Il y a également eu une période où mes jambes étaient constamment froides des genoux jusqu’aux pieds et où je n’arrivais pas à dormir de toute la nuit. Parfois, le froid me donnait envie de pleurer et je ressentais une immense pression. Comme je ne pouvais pas dormir, je ne pouvais pas faire les cinq exercices en une seule fois. J’ai alors pensé : « Si les forces anciennes ne veulent pas me laisser dormir, je vais mettre ce temps à profit pour faire les exercices, émettre la pensée droite et étudier le Fa. » J’ai fait les exercices plusieurs fois au cours de la nuit. J’ai également intensifié l’émission de la pensée droite afin de désintégrer le mal qui me persécutait.

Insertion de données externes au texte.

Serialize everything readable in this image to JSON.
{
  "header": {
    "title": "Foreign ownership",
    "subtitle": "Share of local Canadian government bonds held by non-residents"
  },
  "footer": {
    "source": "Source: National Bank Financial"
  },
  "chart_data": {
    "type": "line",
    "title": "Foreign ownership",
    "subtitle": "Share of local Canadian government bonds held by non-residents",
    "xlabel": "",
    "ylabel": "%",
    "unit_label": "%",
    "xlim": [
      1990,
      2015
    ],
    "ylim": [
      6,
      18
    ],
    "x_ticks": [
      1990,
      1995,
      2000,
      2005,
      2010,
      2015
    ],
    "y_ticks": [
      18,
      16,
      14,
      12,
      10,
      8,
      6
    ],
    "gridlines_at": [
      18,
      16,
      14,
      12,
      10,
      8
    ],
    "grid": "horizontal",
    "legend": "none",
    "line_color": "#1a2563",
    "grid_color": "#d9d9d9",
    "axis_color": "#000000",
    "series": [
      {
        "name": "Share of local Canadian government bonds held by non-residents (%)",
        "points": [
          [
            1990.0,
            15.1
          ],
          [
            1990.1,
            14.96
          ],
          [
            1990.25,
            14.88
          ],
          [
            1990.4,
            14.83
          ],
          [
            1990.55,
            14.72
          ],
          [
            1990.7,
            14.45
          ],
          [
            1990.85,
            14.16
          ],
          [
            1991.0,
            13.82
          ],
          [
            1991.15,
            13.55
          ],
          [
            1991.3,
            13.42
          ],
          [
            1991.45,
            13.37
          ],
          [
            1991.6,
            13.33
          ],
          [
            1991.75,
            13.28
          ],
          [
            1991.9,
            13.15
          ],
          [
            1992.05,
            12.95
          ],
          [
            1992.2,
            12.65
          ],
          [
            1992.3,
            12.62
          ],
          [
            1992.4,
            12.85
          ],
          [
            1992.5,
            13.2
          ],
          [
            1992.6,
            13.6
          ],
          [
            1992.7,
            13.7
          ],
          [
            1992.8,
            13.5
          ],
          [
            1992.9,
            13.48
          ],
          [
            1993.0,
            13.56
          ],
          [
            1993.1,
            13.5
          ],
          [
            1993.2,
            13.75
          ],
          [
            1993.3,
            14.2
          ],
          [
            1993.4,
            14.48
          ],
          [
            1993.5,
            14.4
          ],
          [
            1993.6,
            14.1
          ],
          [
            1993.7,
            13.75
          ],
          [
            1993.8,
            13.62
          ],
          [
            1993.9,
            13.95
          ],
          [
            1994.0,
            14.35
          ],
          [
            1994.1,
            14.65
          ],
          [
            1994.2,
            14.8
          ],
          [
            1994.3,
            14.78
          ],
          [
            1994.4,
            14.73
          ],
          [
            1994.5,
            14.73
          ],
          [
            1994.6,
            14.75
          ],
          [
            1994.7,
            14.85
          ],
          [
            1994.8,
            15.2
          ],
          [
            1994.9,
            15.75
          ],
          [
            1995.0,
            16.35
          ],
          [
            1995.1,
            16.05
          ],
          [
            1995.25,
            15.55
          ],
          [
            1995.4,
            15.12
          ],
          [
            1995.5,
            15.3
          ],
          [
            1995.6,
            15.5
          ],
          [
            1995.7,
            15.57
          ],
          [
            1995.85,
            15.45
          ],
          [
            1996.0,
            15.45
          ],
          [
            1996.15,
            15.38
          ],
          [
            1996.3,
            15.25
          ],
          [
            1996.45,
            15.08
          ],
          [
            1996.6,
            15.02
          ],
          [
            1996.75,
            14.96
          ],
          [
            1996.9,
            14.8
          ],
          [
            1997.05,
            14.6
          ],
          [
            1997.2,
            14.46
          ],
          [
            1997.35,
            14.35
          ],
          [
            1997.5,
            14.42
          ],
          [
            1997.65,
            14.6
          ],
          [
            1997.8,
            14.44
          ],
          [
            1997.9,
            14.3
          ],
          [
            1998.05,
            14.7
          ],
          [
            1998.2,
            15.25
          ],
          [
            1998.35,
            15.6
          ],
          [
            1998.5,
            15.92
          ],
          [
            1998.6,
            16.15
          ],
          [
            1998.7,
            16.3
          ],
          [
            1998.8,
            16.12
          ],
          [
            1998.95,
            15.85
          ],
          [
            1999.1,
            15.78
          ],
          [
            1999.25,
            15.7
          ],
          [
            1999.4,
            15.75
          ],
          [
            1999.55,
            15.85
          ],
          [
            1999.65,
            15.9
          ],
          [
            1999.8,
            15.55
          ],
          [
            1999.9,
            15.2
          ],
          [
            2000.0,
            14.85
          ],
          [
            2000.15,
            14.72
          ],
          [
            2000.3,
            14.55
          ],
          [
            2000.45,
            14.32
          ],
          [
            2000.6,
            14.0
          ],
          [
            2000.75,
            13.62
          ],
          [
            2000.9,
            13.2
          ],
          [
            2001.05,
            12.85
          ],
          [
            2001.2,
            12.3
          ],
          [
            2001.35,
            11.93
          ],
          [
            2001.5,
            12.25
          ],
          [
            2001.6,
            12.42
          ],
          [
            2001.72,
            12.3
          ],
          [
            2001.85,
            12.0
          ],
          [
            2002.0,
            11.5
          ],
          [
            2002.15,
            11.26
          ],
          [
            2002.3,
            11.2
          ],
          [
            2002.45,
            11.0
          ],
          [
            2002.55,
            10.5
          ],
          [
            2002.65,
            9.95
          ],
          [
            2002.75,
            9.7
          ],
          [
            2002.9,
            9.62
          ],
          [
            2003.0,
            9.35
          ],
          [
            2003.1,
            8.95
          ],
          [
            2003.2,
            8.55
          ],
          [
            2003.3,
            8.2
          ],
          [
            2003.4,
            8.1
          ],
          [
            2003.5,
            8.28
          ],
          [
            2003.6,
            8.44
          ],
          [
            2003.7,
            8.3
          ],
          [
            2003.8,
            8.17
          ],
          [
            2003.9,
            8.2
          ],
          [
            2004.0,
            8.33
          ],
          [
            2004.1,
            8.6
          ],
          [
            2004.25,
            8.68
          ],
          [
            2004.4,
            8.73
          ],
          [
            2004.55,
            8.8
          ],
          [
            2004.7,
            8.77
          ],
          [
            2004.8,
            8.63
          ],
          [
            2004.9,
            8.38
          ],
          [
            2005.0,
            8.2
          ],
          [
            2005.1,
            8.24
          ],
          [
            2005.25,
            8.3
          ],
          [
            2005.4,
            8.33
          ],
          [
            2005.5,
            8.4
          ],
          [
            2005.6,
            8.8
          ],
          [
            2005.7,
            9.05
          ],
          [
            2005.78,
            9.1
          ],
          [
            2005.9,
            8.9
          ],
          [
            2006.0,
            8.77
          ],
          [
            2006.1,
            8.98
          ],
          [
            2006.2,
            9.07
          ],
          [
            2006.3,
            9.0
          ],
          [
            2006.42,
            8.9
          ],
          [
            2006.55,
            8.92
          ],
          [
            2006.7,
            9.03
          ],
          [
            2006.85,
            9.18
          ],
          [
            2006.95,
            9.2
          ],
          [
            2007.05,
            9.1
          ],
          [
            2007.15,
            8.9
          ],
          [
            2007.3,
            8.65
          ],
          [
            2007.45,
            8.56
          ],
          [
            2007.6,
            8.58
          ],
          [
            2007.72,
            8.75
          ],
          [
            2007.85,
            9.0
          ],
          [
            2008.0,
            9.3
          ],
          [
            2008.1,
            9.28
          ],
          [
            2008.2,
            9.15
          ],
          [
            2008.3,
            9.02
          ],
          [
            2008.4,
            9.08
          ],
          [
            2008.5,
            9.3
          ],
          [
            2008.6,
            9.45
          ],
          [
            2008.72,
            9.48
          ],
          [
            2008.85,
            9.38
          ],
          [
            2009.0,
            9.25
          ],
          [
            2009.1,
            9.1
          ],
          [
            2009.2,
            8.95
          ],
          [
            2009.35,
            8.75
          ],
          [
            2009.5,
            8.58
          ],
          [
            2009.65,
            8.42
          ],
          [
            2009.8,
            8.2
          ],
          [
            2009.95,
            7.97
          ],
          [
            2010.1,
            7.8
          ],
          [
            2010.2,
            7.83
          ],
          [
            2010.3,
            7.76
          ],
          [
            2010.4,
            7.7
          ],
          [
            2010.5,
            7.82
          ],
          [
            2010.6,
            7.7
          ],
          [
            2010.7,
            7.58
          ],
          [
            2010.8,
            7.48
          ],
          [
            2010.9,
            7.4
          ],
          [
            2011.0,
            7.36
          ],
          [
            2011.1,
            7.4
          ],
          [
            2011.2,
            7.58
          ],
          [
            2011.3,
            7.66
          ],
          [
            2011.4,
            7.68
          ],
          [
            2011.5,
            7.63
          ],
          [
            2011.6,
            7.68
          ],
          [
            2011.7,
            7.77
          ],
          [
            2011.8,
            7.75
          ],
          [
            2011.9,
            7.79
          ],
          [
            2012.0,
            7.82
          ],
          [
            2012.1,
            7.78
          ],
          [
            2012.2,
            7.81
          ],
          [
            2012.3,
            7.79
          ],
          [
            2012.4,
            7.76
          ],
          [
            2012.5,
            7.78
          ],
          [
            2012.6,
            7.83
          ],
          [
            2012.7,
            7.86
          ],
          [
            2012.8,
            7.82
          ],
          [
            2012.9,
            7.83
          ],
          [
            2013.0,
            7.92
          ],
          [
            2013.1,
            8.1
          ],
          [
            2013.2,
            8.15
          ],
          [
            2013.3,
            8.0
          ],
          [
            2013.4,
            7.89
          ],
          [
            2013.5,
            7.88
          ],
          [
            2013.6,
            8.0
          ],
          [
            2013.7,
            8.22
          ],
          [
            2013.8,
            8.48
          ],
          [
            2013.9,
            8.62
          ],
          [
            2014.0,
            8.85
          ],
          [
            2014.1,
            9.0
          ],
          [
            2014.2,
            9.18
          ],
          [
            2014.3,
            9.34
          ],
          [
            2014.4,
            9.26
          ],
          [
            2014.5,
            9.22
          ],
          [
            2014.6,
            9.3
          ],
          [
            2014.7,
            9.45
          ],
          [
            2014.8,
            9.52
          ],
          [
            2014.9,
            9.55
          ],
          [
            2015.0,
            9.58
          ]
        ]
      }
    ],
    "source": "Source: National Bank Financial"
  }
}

Pendant cette période, je considérais la nuit comme si c’était le jour et je ne ressentais pas de somnolence. Je n’ai réussi à dormir qu’environ une heure après l’aube. J’ai compris que mon désir de résister aux difficultés et d’éviter les souffrances provenait d’un attachement persistant au confort. Je me suis efforcée de résister à cet état d’esprit et de l’empêcher de s’installer, tout en veillant à ne pas négliger mes tâches quotidiennes. Avec le temps, je me suis habituée à la situation et la pression s’est progressivement dissipée.
Après plus d’un an, le froid dans mes jambes et mes pieds a disparu. Je me suis sentie suffisamment en confiance pour porter des jupes en été, et j’ai enfin pu dormir profondément. Le Maître m’avait aidée à éliminer une quantité considérable de karma !
Par ailleurs, pendant la pandémie, à partir du 1er mai, j’ai commencé à tousser. Je toussais fortement à la maison, mais dès que je sortais, je ne toussais plus ; puis, une fois rentrée, la toux reprenait. La toux a duré près d’un an avant de cesser soudainement. Au cours des années qui ont suivi, je n’ai plus toussé du tout. Je savais que le Maître était en train de purifier mes poumons.
Ma sœur aînée, qui est également pratiquante, a fait remarquer : « Regarde ton visage : il est si lisse, si délicat et si clair. Avant, ce n’était pas comme ça. Les épreuves que tu as endurées au cours de ces dernières années n’ont pas été vaines. »
Une autre pratiquante a fait remarquer : « Ton visage ressemble à la peau d’un bébé, il est rose et clair. Le Maître t’a vraiment purifiée. » Je savais que c’était vrai. J’avais affronté de nombreuses tribulations au fil des années, les unes après les autres, passant épreuve après épreuve, trébuchant souvent en chemin.
Au milieu des tribulations et sous la protection du Maître, j’ai persévéré et je ne suis pas tombée. Le Maître a supporté pour moi toutes les souffrances et tout le karma. C’est grâce à son immense endurance que je suis arrivée jusqu’à aujourd’hui. La grâce du Maître est infinie et, pour cela, je lui suis profondément reconnaissante.
Tant que mon chemin de cultivation se poursuit, il reste des occasions pour moi de m’élever et de sauver les êtres. Je suis déterminée à cultiver avec diligence, à étudier le Fa, à émettre fréquemment la pensée droite et à regarder sérieusement à l’intérieur pour surveiller de près chacune de mes pensées. Alors que le moment final de la fin des temps approche, je remplirai mon vœu de me montrer digne du salut compatissant du Maître, ainsi que des espoirs des êtres.